Buku pertama (Novel) yang ayahku berikan untuk aku baca adalah “Laskar Pelangi, karya Andrea Hirata” ada tokoh Ibu Muslimah dan Pak Harfan yang benar-benar pahlawan tanpa tanda jasa. Aku berpikir, tak banyak orang yang sepertinya. Ia benar-benar ‘TANPA TANDA JASA’ jadilah sepertinya. Aku akan menuliskan sebuah kisahmu, suatu hari nanti. 

Annisa Aprilia with me

Dan aku? Aku pernah bilang, aku ingin menjadi penulis! Editor! Memangnya benar-benar itu? Padahal tidak lho hahah~ aku tipe yang misterius. Aku punya tujuan lain, penulis? Editor? Itu hanya sebagian kecil dari tujuanku. Dan aku gak mau kasih tau XD

Dear Triple A… Jangan pernah menyerah. Ayahku selalu memberiku nasihat untuk itu, secara diam-diam. Aku belajar darinya. Aku menyadari bahwa aku tak pintar, cerdas atau punya keberanian yang besar. Tapi, sesuatu membawaku pada masalah itu. Akhirnya aku belajar, belajar dan mencoba memahami sampai sebatas yang aku bisa. 
Seperti yang Aini katakan, “Nah, lo kan pintar…” Tidak Ai, itu bukan karena aku pintar, aku bekerja keras untuk itu. Bahkan aku muak. Karena aku punya tujuan, maka aku bisa menwujudkannya.
Masih belum mengerti Ai? Contohnya: Saat aku belajar motor, aku meminta ayahku untuk mengajarkannya padaku. Dia terlalu sibuk dan hanya memberiku nasihat agar aku belajar sepeda saja terlebih dahulu, agar aku naik sepeda saja jika tak bisa. Aku bahkan sampai di belikan sepeda laki-laki. Aku bahkan ke pasar lama pagi hari menggunakan sepeda itu. Lambat laun, aku muak dengan semua itu. Aku belajar sendiri, terjatuh, terluka, di malu-maluin tetangga. Begitulah~ sampai pada akhirnya aku benar-benar bisa mengendarai motor.
Itu masih belum cukup jelas?
Ai, pada intinya. Aku ingin mengatakan. Jangan pernah merasa minder, menyerah dan tak percaya diri dengan kemampuan kamu. Kita tau, kita punya kemampuan yang berbeda-beda. Aku yakin, kamu bisa mewujudkan impian itu. Menjadi seorang perawat? Nilai kamu pas-pas-an? Ada jalan lain menuju Roma. Jangan menyerah :’) Semangat!

KEBERSAMAAN
Kebersamaan itu indah. Aku gak bisa membayangkan apa yang akan terjadi di masa depan. Yang aku takutkan dari persahabatan ini adalah, kapan kita harus berpisah? Kuharap tidak. Kuharap hanya kematian yang memisahkan. Kuharap kita di beri umur panjang. Amin!
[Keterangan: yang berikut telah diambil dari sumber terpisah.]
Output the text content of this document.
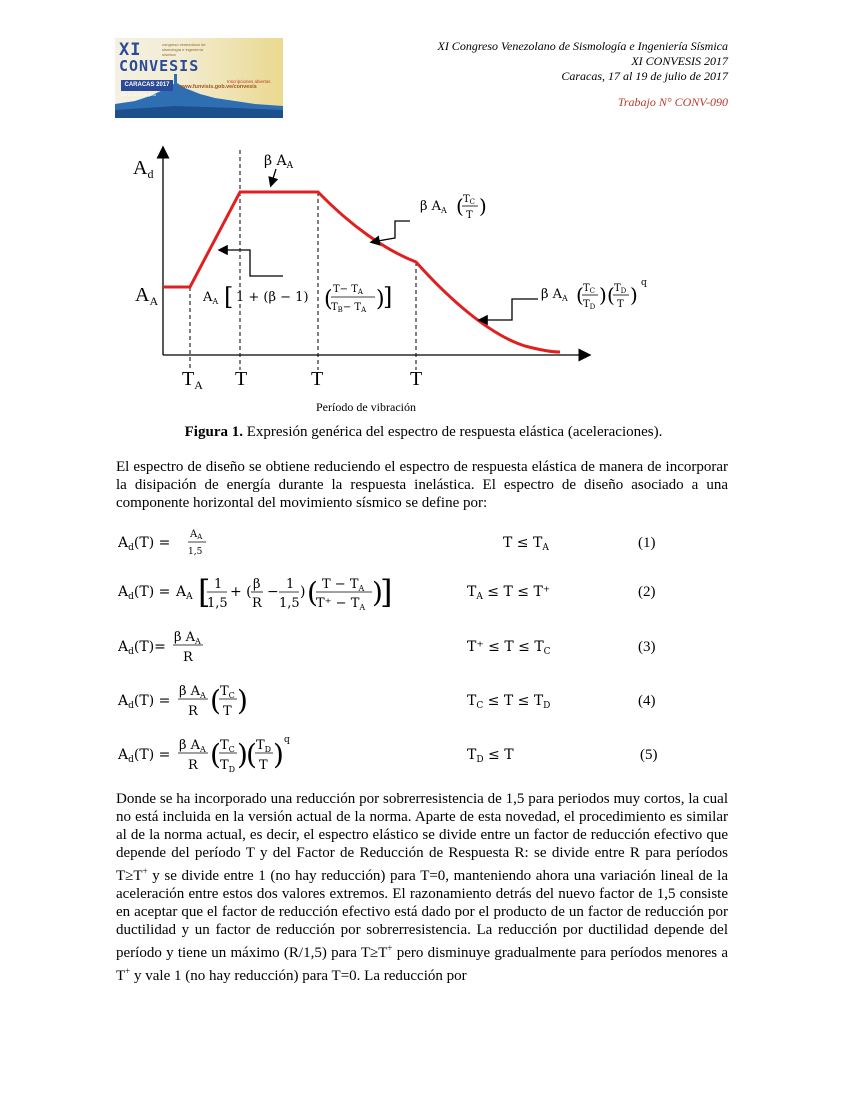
XI
CONVESIS
congreso venezolano de sismología e ingeniería sísmica
CARACAS 2017
Del 17 al 19 de julio
Inscripciones abiertas
www.funvisis.gob.ve/convesis
XI Congreso Venezolano de Sismología e Ingeniería Sísmica
XI CONVESIS 2017
Caracas, 17 al 19 de julio de 2017
Trabajo N° CONV-090
$A_d$
$A_A$
$T_A$ T	T	T
Período de vibración
β $A_A$
β $A_A$ ( $T_C$
T )
$A_A$ [ 1 + (β − 1) ( $T- T_A$
$T_B- T_A$ )
]	β $A_A$ ( $T_C$
$T_D$ ) ( $T_D$
T ) q
Figura 1. Expresión genérica del espectro de respuesta elástica (aceleraciones).
El espectro de diseño se obtiene reduciendo el espectro de respuesta elástica de manera de incorporar la disipación de energía durante la respuesta inelástica. El espectro de diseño asociado a una componente horizontal del movimiento sísmico se define por:
$A_d(T)$ =
$A_A$
1,5
$T \le T_A$	(1)
$A_d(T) = A_A$ [ 1
1,5
+ ( β
R
− 1
1,5
) ( $T - T_A$
$T^+ - T_A$ )
]	$T_A \le T \le T^+$	(2)
$A_d(T)=$
β $A_A$
R
$T^+ \le T \le T_C$	(3)
$A_d(T)$ =
β $A_A$
R ( $T_C$
T )	$T_C \le T \le T_D$	(4)
$A_d(T)$ =
β $A_A$
R ( $T_C$
$T_D$ )
( $T_D$
T ) q
$T_D \le T$	(5)
Donde se ha incorporado una reducción por sobrerresistencia de 1,5 para periodos muy cortos, la cual no está incluida en la versión actual de la norma. Aparte de esta novedad, el procedimiento es similar al de la norma actual, es decir, el espectro elástico se divide entre un factor de reducción efectivo que depende del período T y del Factor de Reducción de Respuesta R: se divide entre R para períodos T≥T+ y se divide entre 1 (no hay reducción) para T=0, manteniendo ahora una variación lineal de la aceleración entre estos dos valores extremos. El razonamiento detrás del nuevo factor de 1,5 consiste en aceptar que el factor de reducción efectivo está dado por el producto de un factor de reducción por ductilidad y un factor de reducción por sobrerresistencia. La reducción por ductilidad depende del período y tiene un máximo (R/1,5) para T≥T+ pero disminuye gradualmente para períodos menores a T+ y vale 1 (no hay reducción) para T=0. La reducción por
Ada pertemuan, ada juga perpisahan. Kita berpisah itu sudah tentu. Aku, Nisa San dan Ai akan menjalani hidup masing-masing di masa depan. Kuliah – Karir – Sukses - Menikah – Punya Anak.
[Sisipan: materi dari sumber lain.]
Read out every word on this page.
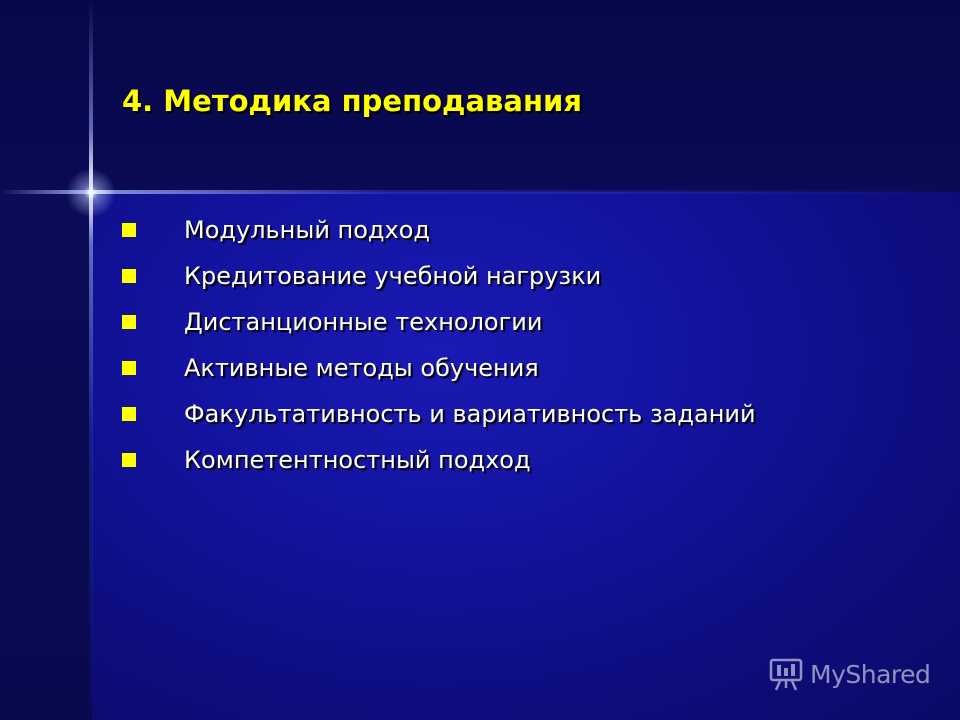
4. Методика преподавания
Модульный подход
Кредитование учебной нагрузки
Дистанционные технологии
Активные методы обучения
Факультативность и вариативность заданий
Компетентностный подход
MyShared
Tak ada yang namanya ‘Dimana ada kenangan, pasti akan di lupakan’ itu konyol ya~ hahahah. Kejam, jangan lakukan hal itu. Sangat kejam. Aku berharap, ketika bahkan aku menderita Alzheimer suatu hari nanti, saat aku tua. Aku gak akan melupakan kenangan kita, kenangan masa remaja kita.


Aaaah, sangat menyedihkan jika hanya sepihak saja yang melakukannya. Jadi? Kalian tak akan melupakanku juga kan? Ayo mulai sekarang, dengan sisa waktu yang ada, kita buat kenangan indah bersama!

ANNIDA, ANNISA, AINI
Jujur, bukan hanya mereka sahabatku. Aku punya banyak sahabat. Dan memang, sahabat berbeda dengan teman, bahkan kenalan. Sahabat juga punya tingkatan tersendiri di hati sahabatnya. Tapi, di awal tulisan. Sudah aku jelaskan bahwa, ini di dedikasi untuk Triple A ^-^ Jadi, bukan berarti bahwa sahabat yang lainnya tak se-special mereka

Mereka seperti pelarian buatku. Aku kesepian dan tak punya banyak teman yang peduli, aku mungkin sedikit aneh. Kalau kau mengenalku lebih jauh, alasannya. Aku yakin, alasan itu akan membantu.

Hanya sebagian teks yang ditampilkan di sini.